Sur la première de ces demandes, la Cour d’appel considère que l’Agent est mal fondé en ses demandes de paiement au titre de l'activité « d'entremise », dès lors que :
- la loi du 70-9 du 2 janvier 1970 réglementant les conditions d'exercice des activités relatives à certaines opérations portant sur les immeubles et fonds de commerce dite loi Hoguet dispose en son article 6 relatif à l'exercice des activités d'entremise que les conventions conclues doivent être rédigées par écrit, même lorsque le contrat est conclu entre professionnels, ce que contestait l’Agent.
Or, la Cour relevait (i) l’absence de convention écrite pour les projets visés par l’Agent. S’agissant d’un des projets pour lequel un contrat écrit avait été conclu, la Cour rejette également la demande de paiement formée par l’Agent au motif qu’aucune durée n'avait été précisée, contrairement à ce qu’exige l'article 7 de la loi Hoguet ;
- l’Agent n’apportait pas la preuve, en l'absence de toute convention écrite, de la réalité des interventions alléguées sur les projets invoqués, ainsi que sur l'accord des parties sur le principe et le montant de sa rémunération.
Sur la demande au titre de la rupture brutale de relations commerciales établies, l’Agent soutenait avoir entretenu avec le Promoteur des relations commerciales établies depuis 2009.
La Cour relevait toutefois que 6 mandats avaient été conclus entre l’Agent et le Promoteur et « que ces mandats dont l'objet est différencié et non nécessairement exclusif portent sur des missions de recherche ou de vente dans le secteur géographique dans lequel [l’Agent] déploie ses activités et sont dépendant des marchés ou des contrats obtenus par [le Promoteur] auprès notamment des collectivités locales ».
Et la Cour d’appel de Paris de conclure « que ces relations commerciales qui dépendent des marchés et des intervenants extérieurs ne présentent pas de caractère pérenne ; que ce caractère aléatoire est exclusif de relations commerciales établies ».
L’Agent est en conséquence débouté de sa demande fondée sur l'article L.442-6 5° du Code de commerce.

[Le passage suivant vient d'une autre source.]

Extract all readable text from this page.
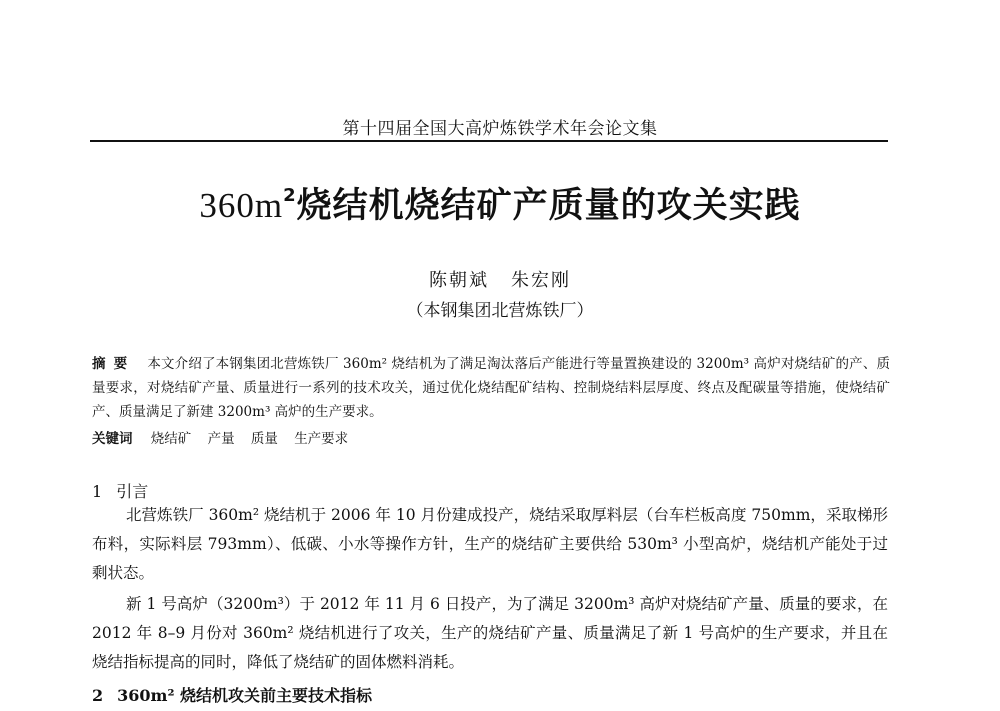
第十四届全国大高炉炼铁学术年会论文集
$360m^2$烧结机烧结矿产质量的攻关实践
陈朝斌 朱宏刚
（本钢集团北营炼铁厂）
摘要 本文介绍了本钢集团北营炼铁厂 360m² 烧结机为了满足淘汰落后产能进行等量置换建设的 3200m³ 高炉对烧结矿的产、质量要求，对烧结矿产量、质量进行一系列的技术攻关，通过优化烧结配矿结构、控制烧结料层厚度、终点及配碳量等措施，使烧结矿产、质量满足了新建 3200m³ 高炉的生产要求。
关键词 烧结矿 产量 质量 生产要求
1 引言
北营炼铁厂 360m² 烧结机于 2006 年 10 月份建成投产，烧结采取厚料层（台车栏板高度 750mm，采取梯形布料，实际料层 793mm）、低碳、小水等操作方针，生产的烧结矿主要供给 530m³ 小型高炉，烧结机产能处于过剩状态。
新 1 号高炉（3200m³）于 2012 年 11 月 6 日投产，为了满足 3200m³ 高炉对烧结矿产量、质量的要求，在 2012 年 8–9 月份对 360m² 烧结机进行了攻关，生产的烧结矿产量、质量满足了新 1 号高炉的生产要求，并且在烧结指标提高的同时，降低了烧结矿的固体燃料消耗。
2 360m² 烧结机攻关前主要技术指标
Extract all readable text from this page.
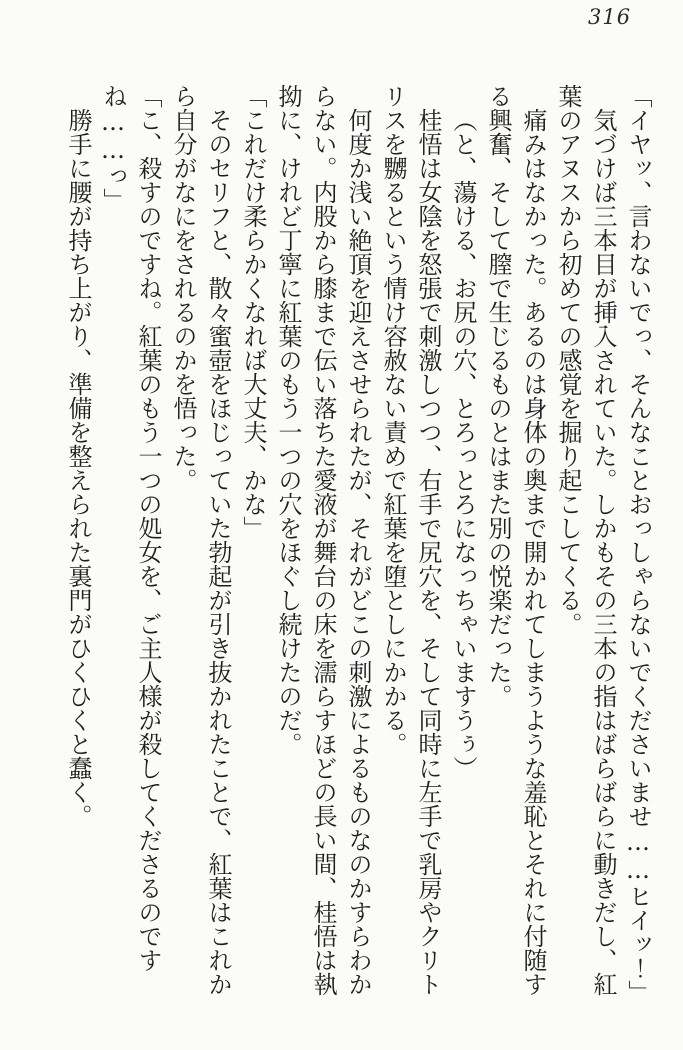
316

「イヤッ、言わないでっ、そんなことおっしゃらないでくださいませ……ヒイッ！」

気づけば三本目が挿入されていた。しかもその三本の指はばらばらに動きだし、紅葉のアヌスから初めての感覚を掘り起こしてくる。

痛みはなかった。あるのは身体の奥まで開かれてしまうような羞恥とそれに付随する興奮、そして膣で生じるものとはまた別の悦楽だった。

（と、蕩ける、お尻の穴、とろっとろになっちゃいますうぅ）

桂悟は女陰を怒張で刺激しつつ、右手で尻穴を、そして同時に左手で乳房やクリトリスを嬲るという情け容赦ない責めで紅葉を堕としにかかる。

何度か浅い絶頂を迎えさせられたが、それがどこの刺激によるものなのかすらわからない。内股から膝まで伝い落ちた愛液が舞台の床を濡らすほどの長い間、桂悟は執拗に、けれど丁寧に紅葉のもう一つの穴をほぐし続けたのだ。

「これだけ柔らかくなれば大丈夫、かな」

そのセリフと、散々蜜壺をほじっていた勃起が引き抜かれたことで、紅葉はこれから自分がなにをされるのかを悟った。

「こ、殺すのですね。紅葉のもう一つの処女を、ご主人様が殺してくださるのですね……っ」

勝手に腰が持ち上がり、準備を整えられた裏門がひくひくと蠢く。
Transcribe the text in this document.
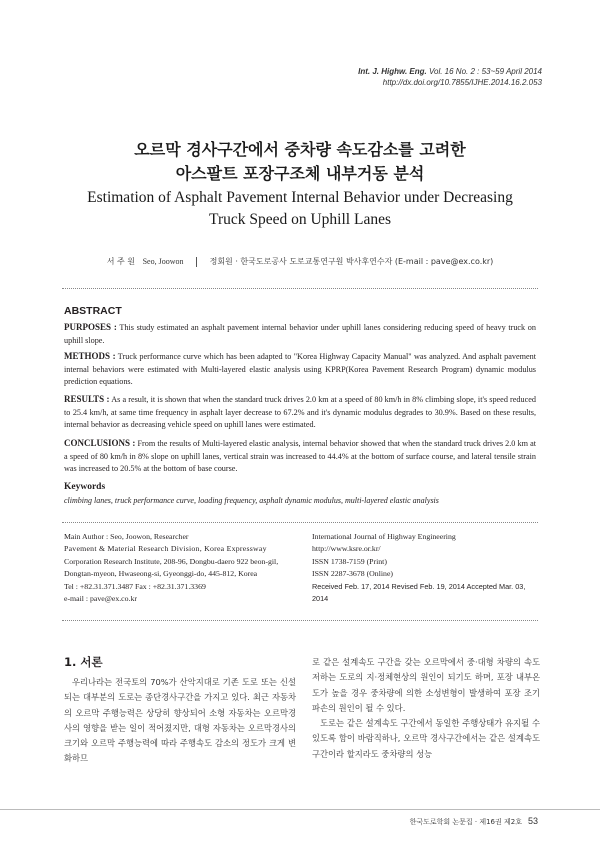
Int. J. Highw. Eng. Vol. 16 No. 2 : 53~59 April 2014
http://dx.doi.org/10.7855/IJHE.2014.16.2.053
오르막 경사구간에서 중차량 속도감소를 고려한
아스팔트 포장구조체 내부거동 분석
Estimation of Asphalt Pavement Internal Behavior under Decreasing
Truck Speed on Uphill Lanes
서 주 원 Seo, Joowon	정회원 · 한국도로공사 도로교통연구원 박사후연수자 (E-mail : pave@ex.co.kr)
ABSTRACT
PURPOSES : This study estimated an asphalt pavement internal behavior under uphill lanes considering reducing speed of heavy truck on uphill slope.
METHODS : Truck performance curve which has been adapted to "Korea Highway Capacity Manual" was analyzed. And asphalt pavement internal behaviors were estimated with Multi-layered elastic analysis using KPRP(Korea Pavement Research Program) dynamic modulus prediction equations.
RESULTS : As a result, it is shown that when the standard truck drives 2.0 km at a speed of 80 km/h in 8% climbing slope, it's speed reduced to 25.4 km/h, at same time frequency in asphalt layer decrease to 67.2% and it's dynamic modulus degrades to 30.9%. Based on these results, internal behavior as decreasing vehicle speed on uphill lanes were estimated.
CONCLUSIONS : From the results of Multi-layered elastic analysis, internal behavior showed that when the standard truck drives 2.0 km at a speed of 80 km/h in 8% slope on uphill lanes, vertical strain was increased to 44.4% at the bottom of surface course, and lateral tensile strain was increased to 20.5% at the bottom of base course.
Keywords
climbing lanes, truck performance curve, loading frequency, asphalt dynamic modulus, multi-layered elastic analysis
Main Author : Seo, Joowon, Researcher
Pavement & Material Research Division, Korea Expressway
Corporation Research Institute, 208-96, Dongbu-daero 922 beon-gil,
Dongtan-myeon, Hwaseong-si, Gyeonggi-do, 445-812, Korea
Tel : +82.31.371.3487 Fax : +82.31.371.3369
e-mail : pave@ex.co.kr
International Journal of Highway Engineering
http://www.ksre.or.kr/
ISSN 1738-7159 (Print)
ISSN 2287-3678 (Online)
Received Feb. 17, 2014 Revised Feb. 19, 2014 Accepted Mar. 03, 2014
1. 서론

우리나라는 전국토의 70%가 산악지대로 기존 도로 또는 신설되는 대부분의 도로는 종단경사구간을 가지고 있다. 최근 자동차의 오르막 주행능력은 상당히 향상되어 소형 자동차는 오르막경사의 영향을 받는 일이 적어졌지만, 대형 자동차는 오르막경사의 크기와 오르막 주행능력에 따라 주행속도 감소의 정도가 크게 변화하므

로 같은 설계속도 구간을 갖는 오르막에서 중·대형 차량의 속도저하는 도로의 지·정체현상의 원인이 되기도 하며, 포장 내부온도가 높을 경우 중차량에 의한 소성변형이 발생하여 포장 조기파손의 원인이 될 수 있다.

도로는 같은 설계속도 구간에서 동일한 주행상태가 유지될 수 있도록 함이 바람직하나, 오르막 경사구간에서는 같은 설계속도 구간이라 할지라도 중차량의 성능

한국도로학회 논문집 · 제16권 제2호 53
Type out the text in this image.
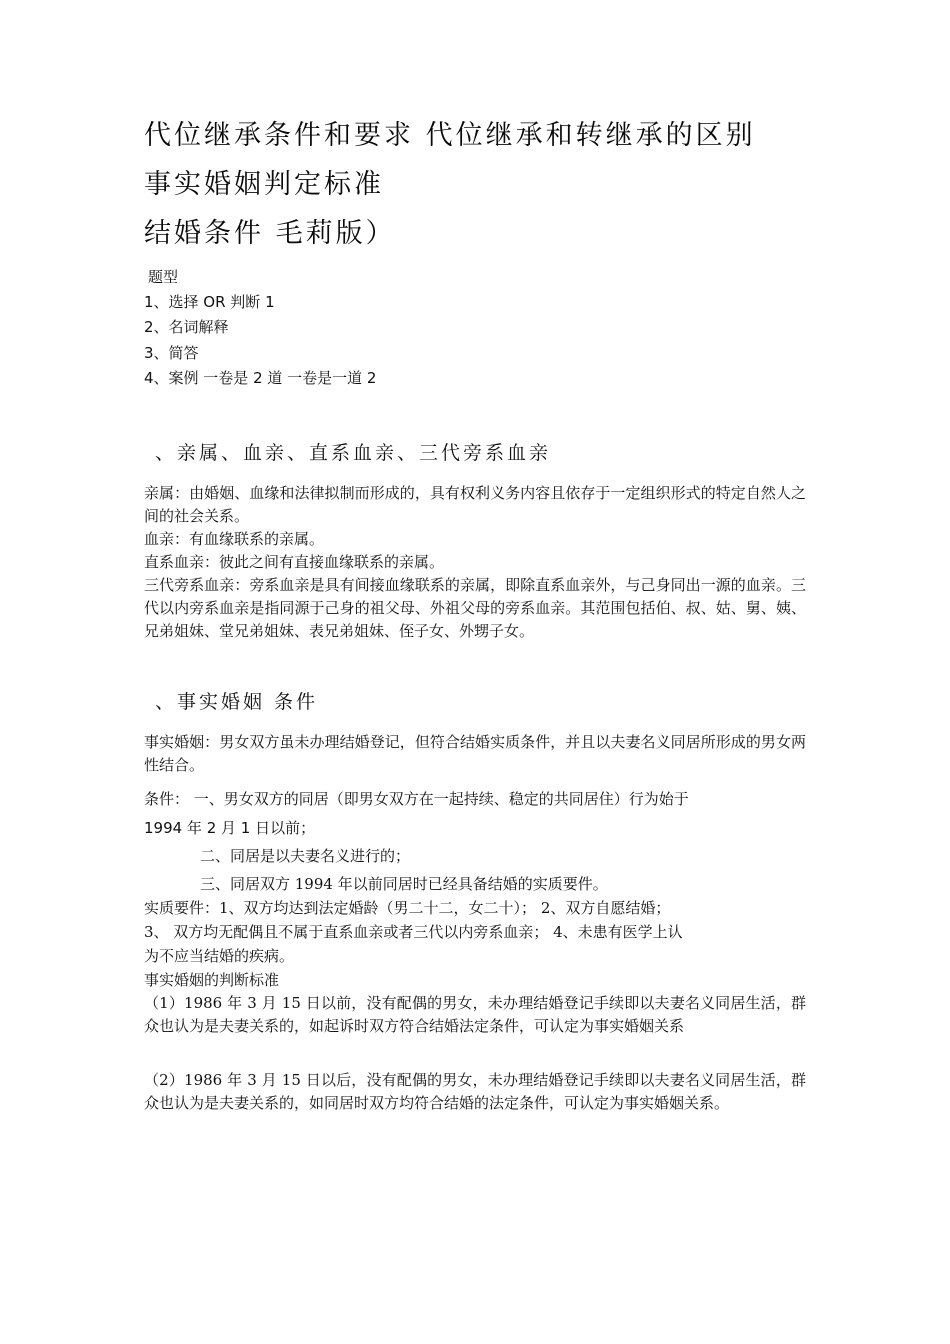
代位继承条件和要求 代位继承和转继承的区别
事实婚姻判定标准
结婚条件 毛莉版）
题型
1、选择 OR 判断 1
2、名词解释
3、简答
4、案例 一卷是 2 道 一卷是一道 2
、亲属、血亲、直系血亲、三代旁系血亲
亲属：由婚姻、血缘和法律拟制而形成的，具有权利义务内容且依存于一定组织形式的特定自然人之间的社会关系。
血亲：有血缘联系的亲属。
直系血亲：彼此之间有直接血缘联系的亲属。
三代旁系血亲：旁系血亲是具有间接血缘联系的亲属，即除直系血亲外，与己身同出一源的血亲。三代以内旁系血亲是指同源于己身的祖父母、外祖父母的旁系血亲。其范围包括伯、叔、姑、舅、姨、兄弟姐妹、堂兄弟姐妹、表兄弟姐妹、侄子女、外甥子女。
、事实婚姻 条件
事实婚姻：男女双方虽未办理结婚登记，但符合结婚实质条件，并且以夫妻名义同居所形成的男女两性结合。
条件： 一、男女双方的同居（即男女双方在一起持续、稳定的共同居住）行为始于
1994 年 2 月 1 日以前；
二、同居是以夫妻名义进行的；
三、同居双方 1994 年以前同居时已经具备结婚的实质要件。
实质要件：1、双方均达到法定婚龄（男二十二，女二十）； 2、双方自愿结婚；
3、 双方均无配偶且不属于直系血亲或者三代以内旁系血亲； 4、未患有医学上认
为不应当结婚的疾病。
事实婚姻的判断标准
（1）1986 年 3 月 15 日以前，没有配偶的男女，未办理结婚登记手续即以夫妻名义同居生活，群众也认为是夫妻关系的，如起诉时双方符合结婚法定条件，可认定为事实婚姻关系
（2）1986 年 3 月 15 日以后，没有配偶的男女，未办理结婚登记手续即以夫妻名义同居生活，群众也认为是夫妻关系的，如同居时双方均符合结婚的法定条件，可认定为事实婚姻关系。
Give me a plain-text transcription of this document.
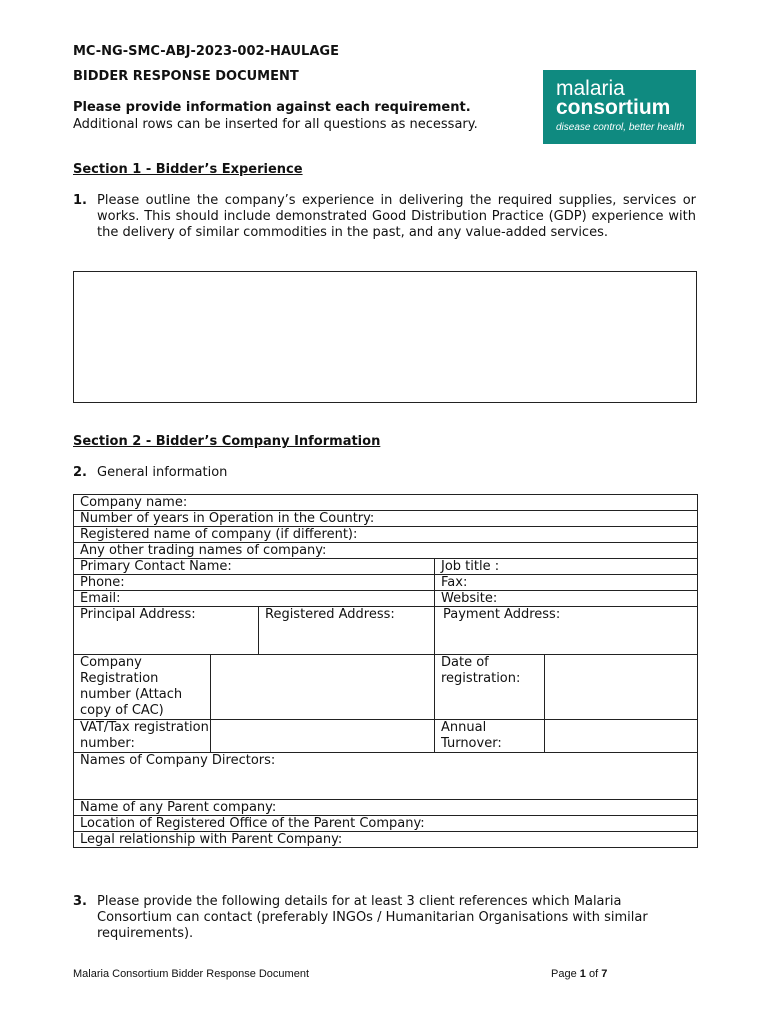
MC-NG-SMC-ABJ-2023-002-HAULAGE
BIDDER RESPONSE DOCUMENT
Please provide information against each requirement.
Additional rows can be inserted for all questions as necessary.
malaria
consortium
disease control, better health
Section 1 - Bidder’s Experience
1. Please outline the company’s experience in delivering the required supplies, services or works. This should include demonstrated Good Distribution Practice (GDP) experience with the delivery of similar commodities in the past, and any value-added services.
Section 2 - Bidder’s Company Information
2. General information
Company name:				
Number of years in Operation in the Country:				
Registered name of company (if different):				
Any other trading names of company:				
Primary Contact Name:			Job title :	
Phone:			Fax:	
Email:			Website:	
Principal Address:		Registered Address:	Payment Address:	
Company Registration number (Attach copy of CAC)			Date of registration:	
VAT/Tax registration number:			Annual Turnover:	
Names of Company Directors:				
Name of any Parent company:				
Location of Registered Office of the Parent Company:				
Legal relationship with Parent Company:				
3. Please provide the following details for at least 3 client references which Malaria Consortium can contact (preferably INGOs / Humanitarian Organisations with similar requirements).
Malaria Consortium Bidder Response Document	Page 1 of 7
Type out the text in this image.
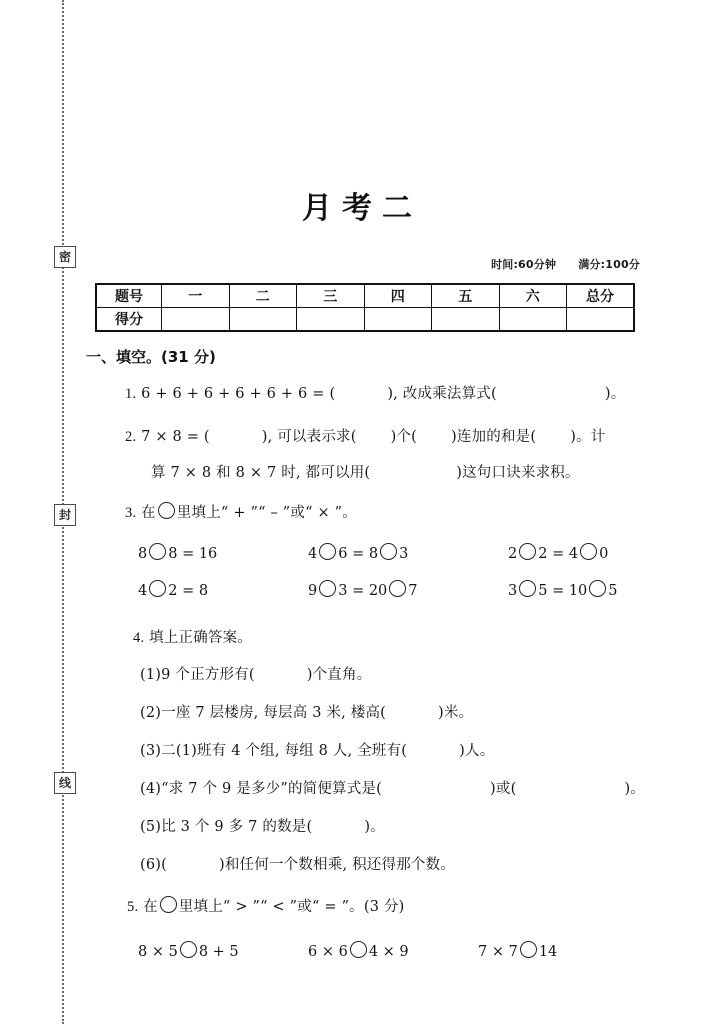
密
封
线
月考二
时间:60分钟 满分:100分
题号	一	二	三	四	五	六	总分
得分							
一、填空。(31 分)
1. 6 + 6 + 6 + 6 + 6 + 6 = (	), 改成乘法算式(	)。
2. 7 × 8 = (	), 可以表示求( )个( )连加的和是( )。计
算 7 × 8 和 8 × 7 时, 都可以用(	)这句口诀来求积。
3. 在 里填上“ + ”“ – ”或“ × ”。
8 8 = 16	4 6 = 8 3	2 2 = 4 0
4 2 = 8	9 3 = 20 7	3 5 = 10 5
4. 填上正确答案。
(1)9 个正方形有(	)个直角。
(2)一座 7 层楼房, 每层高 3 米, 楼高(	)米。
(3)二(1)班有 4 个组, 每组 8 人, 全班有(	)人。
(4)“求 7 个 9 是多少”的简便算式是(	)或(	)。
(5)比 3 个 9 多 7 的数是(	)。
(6)(	)和任何一个数相乘, 积还得那个数。
5. 在 里填上“ > ”“ < ”或“ = ”。(3 分)
8 × 5 8 + 5	6 × 6 4 × 9	7 × 7 14
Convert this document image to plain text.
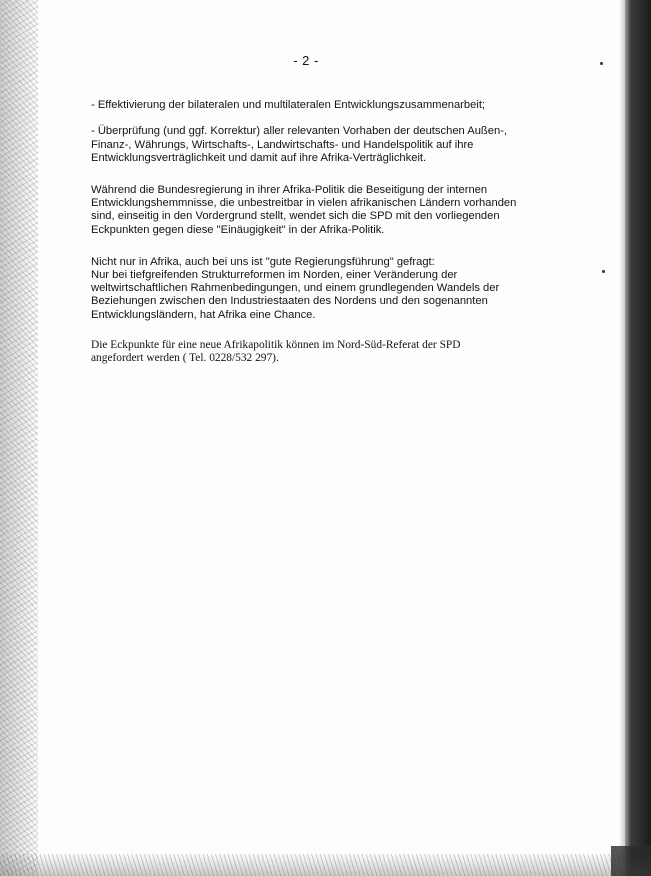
- 2 -

- Effektivierung der bilateralen und multilateralen Entwicklungszusammenarbeit;

- Überprüfung (und ggf. Korrektur) aller relevanten Vorhaben der deutschen Außen-,
Finanz-, Währungs, Wirtschafts-, Landwirtschafts- und Handelspolitik auf ihre
Entwicklungsverträglichkeit und damit auf ihre Afrika-Verträglichkeit.

Während die Bundesregierung in ihrer Afrika-Politik die Beseitigung der internen
Entwicklungshemmnisse, die unbestreitbar in vielen afrikanischen Ländern vorhanden
sind, einseitig in den Vordergrund stellt, wendet sich die SPD mit den vorliegenden
Eckpunkten gegen diese "Einäugigkeit" in der Afrika-Politik.

Nicht nur in Afrika, auch bei uns ist "gute Regierungsführung" gefragt:
Nur bei tiefgreifenden Strukturreformen im Norden, einer Veränderung der
weltwirtschaftlichen Rahmenbedingungen, und einem grundlegenden Wandels der
Beziehungen zwischen den Industriestaaten des Nordens und den sogenannten
Entwicklungsländern, hat Afrika eine Chance.

Die Eckpunkte für eine neue Afrikapolitik können im Nord-Süd-Referat der SPD
angefordert werden ( Tel. 0228/532 297).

La Cour d’appel de Paris conforte ainsi sa jurisprudence concernant le caractère établi d’une relation commerciale, au sens des dispositions précitées. Dans la même veine, elle avait pu juger dans un arrêt du 18 octobre 2017, qu’une relation commerciale, bien qu'ayant duré plusieurs années, ne revêtait pas le caractère de stabilité exigé par l'article L. 442-6, I, 5° du Code de commerce dès lors que les commandes étaient systématiquement attribuées par un mécanisme d’appel d’offres (Cass. com., 18 oct. 2017, n° 16-15.138).